Entro il 9 dicembre 2026 gli Stati membri dell’Unione Europea dovranno recepire la Direttiva (UE) 2024/2853, che equipara formalmente produttori e fornitori di software, app, soluzioni SaaS e sistemi di Intelligenza Artificiale ai produttori di beni fisici, introducendo una responsabilità diretta per i danni causati da bug, vulnerabilità e difetti digitali.

Per decenni il software ha operato in una sorta di “zona grigia” legislativa, regolata da norme europee sulla responsabilità da prodotto risalenti al 1985. Con l’entrata in vigore del nuovo quadro normativo, la distinzione tra beni fisici e prodotti digitali viene superata: sistemi operativi, firmware, applicazioni per PC e smartphone, servizi in cloud e algoritmi di IA saranno considerati a tutti gli effetti prodotti soggetti a rigorosi standard di conformità, con la sola esclusione del software open-source sviluppato al di fuori di attività commerciali.

La principale novità per imprese e utenti riguarda la gestione delle responsabilità.
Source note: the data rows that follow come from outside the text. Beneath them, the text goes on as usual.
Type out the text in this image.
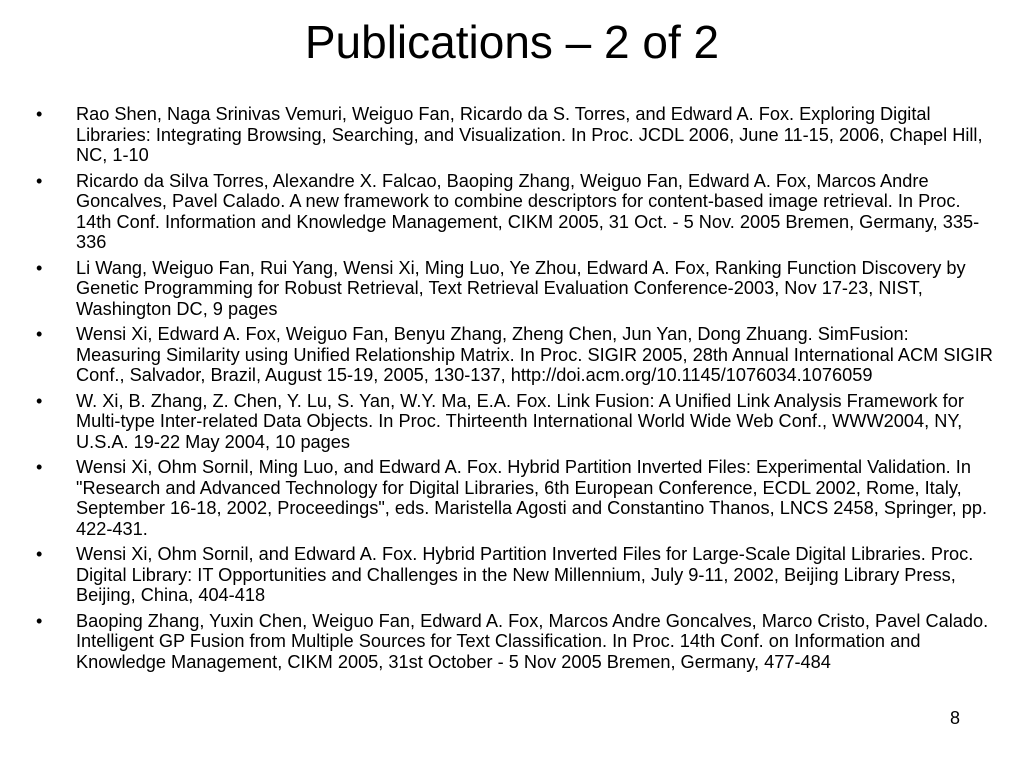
Publications – 2 of 2
•	Rao Shen, Naga Srinivas Vemuri, Weiguo Fan, Ricardo da S. Torres, and Edward A. Fox. Exploring Digital Libraries: Integrating Browsing, Searching, and Visualization. In Proc. JCDL 2006, June 11-15, 2006, Chapel Hill, NC, 1-10
•	Ricardo da Silva Torres, Alexandre X. Falcao, Baoping Zhang, Weiguo Fan, Edward A. Fox, Marcos Andre Goncalves, Pavel Calado. A new framework to combine descriptors for content-based image retrieval. In Proc. 14th Conf. Information and Knowledge Management, CIKM 2005, 31 Oct. - 5 Nov. 2005 Bremen, Germany, 335-336
•	Li Wang, Weiguo Fan, Rui Yang, Wensi Xi, Ming Luo, Ye Zhou, Edward A. Fox, Ranking Function Discovery by Genetic Programming for Robust Retrieval, Text Retrieval Evaluation Conference-2003, Nov 17-23, NIST, Washington DC, 9 pages
•	Wensi Xi, Edward A. Fox, Weiguo Fan, Benyu Zhang, Zheng Chen, Jun Yan, Dong Zhuang. SimFusion: Measuring Similarity using Unified Relationship Matrix. In Proc. SIGIR 2005, 28th Annual International ACM SIGIR Conf., Salvador, Brazil, August 15-19, 2005, 130-137, http://doi.acm.org/10.1145/1076034.1076059
•	W. Xi, B. Zhang, Z. Chen, Y. Lu, S. Yan, W.Y. Ma, E.A. Fox. Link Fusion: A Unified Link Analysis Framework for Multi-type Inter-related Data Objects. In Proc. Thirteenth International World Wide Web Conf., WWW2004, NY, U.S.A. 19-22 May 2004, 10 pages
•	Wensi Xi, Ohm Sornil, Ming Luo, and Edward A. Fox. Hybrid Partition Inverted Files: Experimental Validation. In "Research and Advanced Technology for Digital Libraries, 6th European Conference, ECDL 2002, Rome, Italy, September 16-18, 2002, Proceedings", eds. Maristella Agosti and Constantino Thanos, LNCS 2458, Springer, pp. 422-431.
•	Wensi Xi, Ohm Sornil, and Edward A. Fox. Hybrid Partition Inverted Files for Large-Scale Digital Libraries. Proc. Digital Library: IT Opportunities and Challenges in the New Millennium, July 9-11, 2002, Beijing Library Press, Beijing, China, 404-418
•	Baoping Zhang, Yuxin Chen, Weiguo Fan, Edward A. Fox, Marcos Andre Goncalves, Marco Cristo, Pavel Calado. Intelligent GP Fusion from Multiple Sources for Text Classification. In Proc. 14th Conf. on Information and Knowledge Management, CIKM 2005, 31st October - 5 Nov 2005 Bremen, Germany, 477-484
8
In caso di aggiornamenti difettosi, falle di sicurezza non risolte o errori di programmazione che provochino un danno concreto, il produttore potrà essere chiamato a rispondere direttamente. La tutela si estende inoltre oltre i danni fisici o materiali, includendo anche la distruzione o perdita irreparabile di dati.
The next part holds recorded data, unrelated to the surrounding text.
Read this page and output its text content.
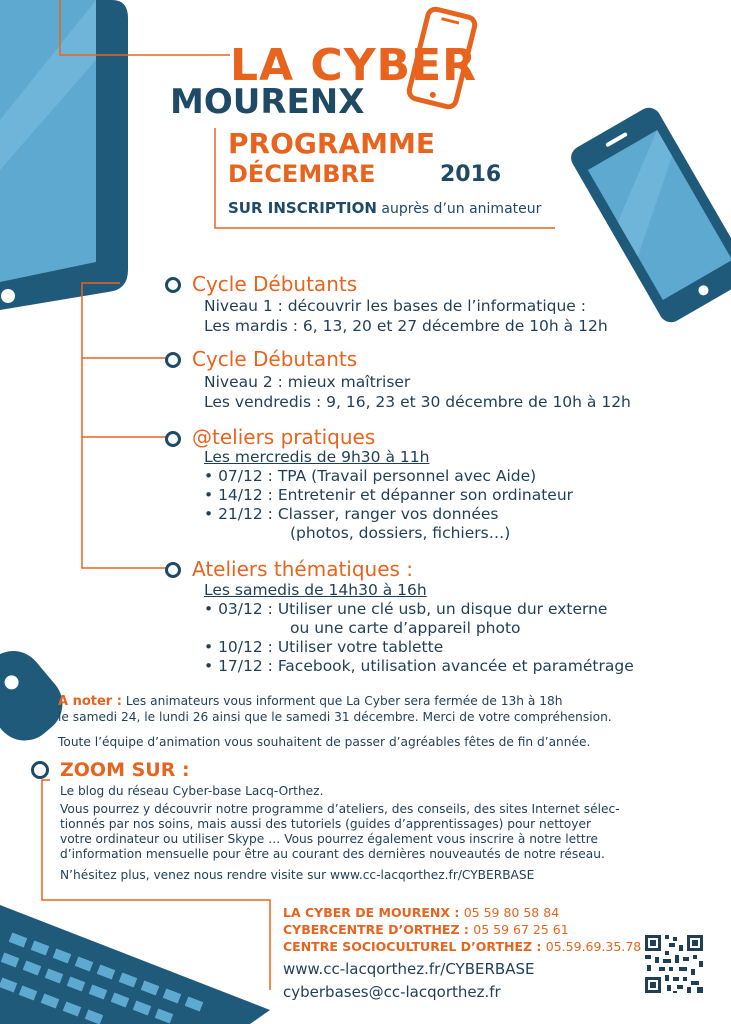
LA CYBER
MOURENX
PROGRAMME
DÉCEMBRE	2016
SUR INSCRIPTION auprès d’un animateur
Cycle Débutants
Niveau 1 : découvrir les bases de l’informatique :
Les mardis : 6, 13, 20 et 27 décembre de 10h à 12h
Cycle Débutants
Niveau 2 : mieux maîtriser
Les vendredis : 9, 16, 23 et 30 décembre de 10h à 12h
@teliers pratiques
Les mercredis de 9h30 à 11h
• 07/12 : TPA (Travail personnel avec Aide)
• 14/12 : Entretenir et dépanner son ordinateur
• 21/12 : Classer, ranger vos données
(photos, dossiers, fichiers…)
Ateliers thématiques :
Les samedis de 14h30 à 16h
• 03/12 : Utiliser une clé usb, un disque dur externe
ou une carte d’appareil photo
• 10/12 : Utiliser votre tablette
• 17/12 : Facebook, utilisation avancée et paramétrage
A noter : Les animateurs vous informent que La Cyber sera fermée de 13h à 18h
le samedi 24, le lundi 26 ainsi que le samedi 31 décembre. Merci de votre compréhension.
Toute l’équipe d’animation vous souhaitent de passer d’agréables fêtes de fin d’année.
ZOOM SUR :
Le blog du réseau Cyber-base Lacq-Orthez.
Vous pourrez y découvrir notre programme d’ateliers, des conseils, des sites Internet sélec-
tionnés par nos soins, mais aussi des tutoriels (guides d’apprentissages) pour nettoyer
votre ordinateur ou utiliser Skype … Vous pourrez également vous inscrire à notre lettre
d’information mensuelle pour être au courant des dernières nouveautés de notre réseau.
N’hésitez plus, venez nous rendre visite sur www.cc-lacqorthez.fr/CYBERBASE
LA CYBER DE MOURENX : 05 59 80 58 84
CYBERCENTRE D’ORTHEZ : 05 59 67 25 61
CENTRE SOCIOCULTUREL D’ORTHEZ : 05.59.69.35.78
www.cc-lacqorthez.fr/CYBERBASE
cyberbases@cc-lacqorthez.fr
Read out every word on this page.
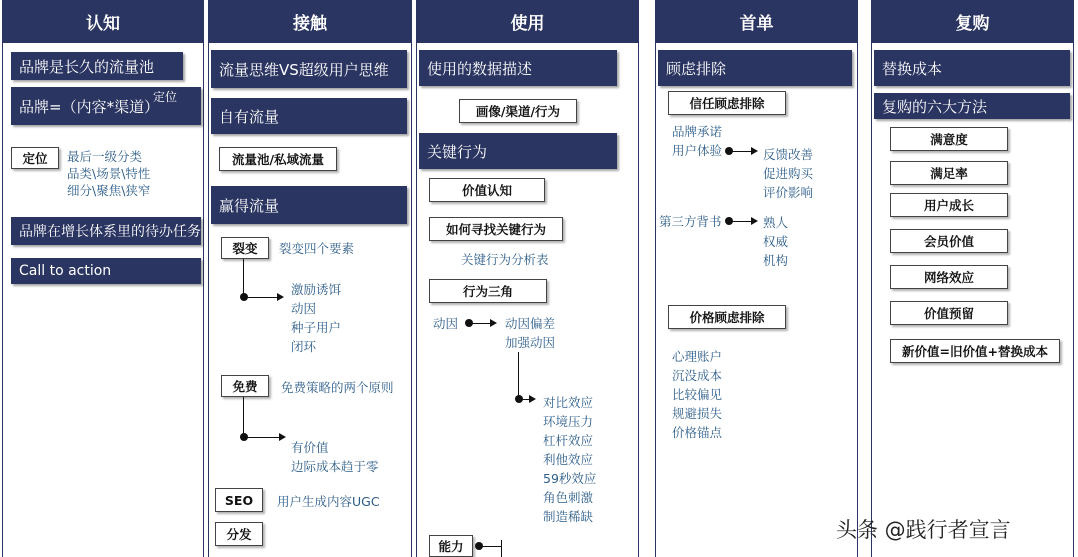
认知
品牌是长久的流量池
品牌=（内容*渠道）
定位
定位	最后一级分类
品类\场景\特性
细分\聚焦\狭窄
品牌在增长体系里的待办任务
Call to action
接触
流量思维VS超级用户思维
自有流量
流量池/私域流量
赢得流量
裂变	裂变四个要素
激励诱饵
动因
种子用户
闭环
免费	免费策略的两个原则
有价值
边际成本趋于零
SEO	用户生成内容UGC
分发
使用
使用的数据描述
画像/渠道/行为
关键行为
价值认知
如何寻找关键行为
关键行为分析表
行为三角
动因	动因偏差
加强动因
对比效应
环境压力
杠杆效应
利他效应
59秒效应
角色刺激
制造稀缺
能力
首单
顾虑排除
信任顾虑排除
品牌承诺
用户体验	反馈改善
促进购买
评价影响
第三方背书	熟人
权威
机构
价格顾虑排除
心理账户
沉没成本
比较偏见
规避损失
价格锚点
复购
替换成本
复购的六大方法
满意度
满足率
用户成长
会员价值
网络效应
价值预留
新价值=旧价值+替换成本
头条 @践行者宣言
La direttiva alleggerisce infine l’onere della prova a carico degli utenti nei casi che coinvolgono sistemi complessi, spostando sui produttori la dimostrazione della propria conformità tecnica.

Per le organizzazioni aziendali questo passaggio richiede un adeguamento strutturale: diventa prioritario rafforzare i processi di Quality Assurance e testing prima dei rilasci in produzione, garantire un piano continuo di gestione delle vulnerabilità e revisionare la contrattualistica B2B e B2C, incluse le clausole di manleva e gli SLA, in vista della scadenza di recepimento.

Dal punto di vista operativo, le aziende sono chiamate a rafforzare i controlli di qualità e le attività di test prima del rilascio dei prodotti, a documentare in modo accurato la gestione delle vulnerabilità e degli aggiornamenti, a rivedere contratti, accordi sui livelli di servizio (SLA) e clausole di responsabilità e a conservare adeguate evidenze tecniche utili a dimostrare la conformità del prodotto digitale ai requisiti applicabili.

A livello italiano, la direttiva è stata inserita nel disegno di legge “Delega al Governo per il recepimento delle direttive europee e l’attuazione di altri atti dell’Unione europea – Legge di delegazione europea 2025”.